Madam, - Good luck to Waterford IT in its campaign to achieve university status. However as book publishers, can we ask that they do not include in the enabling Act an anachronistic tax on books?
Following a tradition that goes back to early 18th-century English law, Irish publishers are obliged to deliver, at their own expense, free copies of every book they publish to various national and university libraries. For each new university a me-too clause has been casually added to the establishing Bill increasing the number. As a result the number of free copies demanded from Irish publishers - now 13 - is greater than for any other publishing group in the EU, except the Greeks.
Among these are five free copies to British libraries. Admittedly, reciprocation provides Trinity College with a healthy stream of British-published books.
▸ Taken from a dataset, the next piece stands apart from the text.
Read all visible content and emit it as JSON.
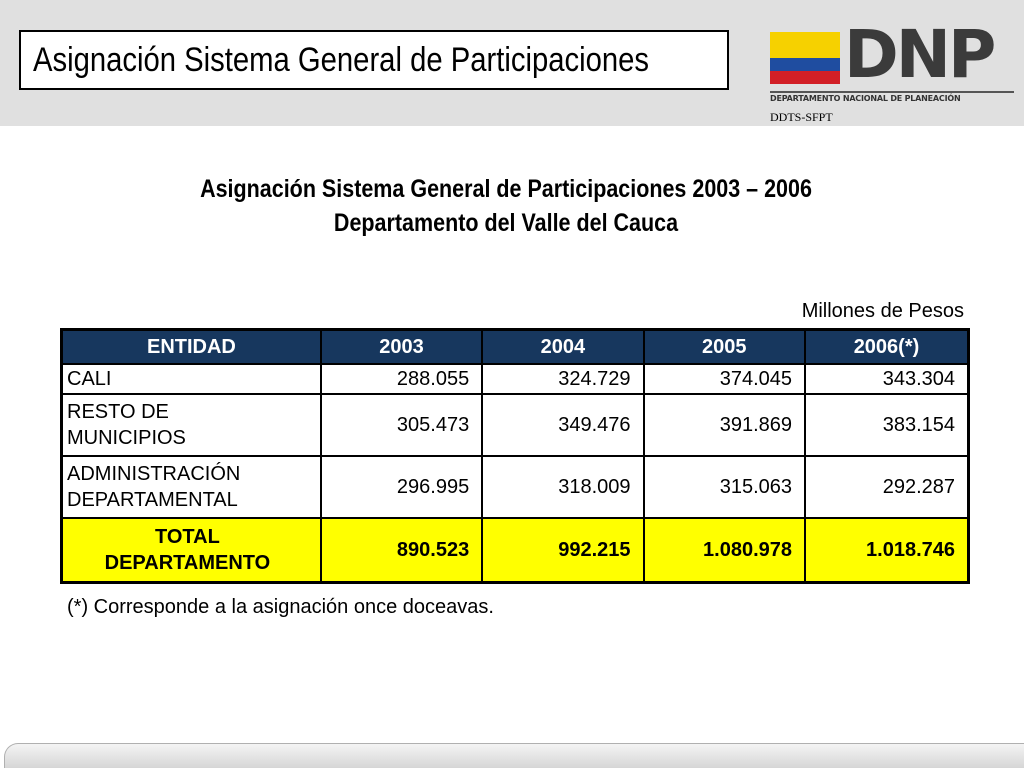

We have no quarrel with the general principle of supporting scholarship in this way. But it is difficult to see why in that cause A.& A. Farmar received some time ago peremptory demands from NUI Maynooth and Limerick University for copies of the annual wine guide, The Best of Wine in Ireland.
And in these days of inter-library loans, does scholarship really demand five complete collections of Irish published books in the Dublin area (The National Library, Trinity, UCD, DCU and Maynooth)?
Hard-pressed Irish publishers would be grateful to the drafters of the Waterford University Bill if they could omit this vexatious and unusual method of taxation. - Yours, etc,
TONY FARMAR, President, Clé, The Irish Book Publishers Association, Ranelagh Village, Dublin 6.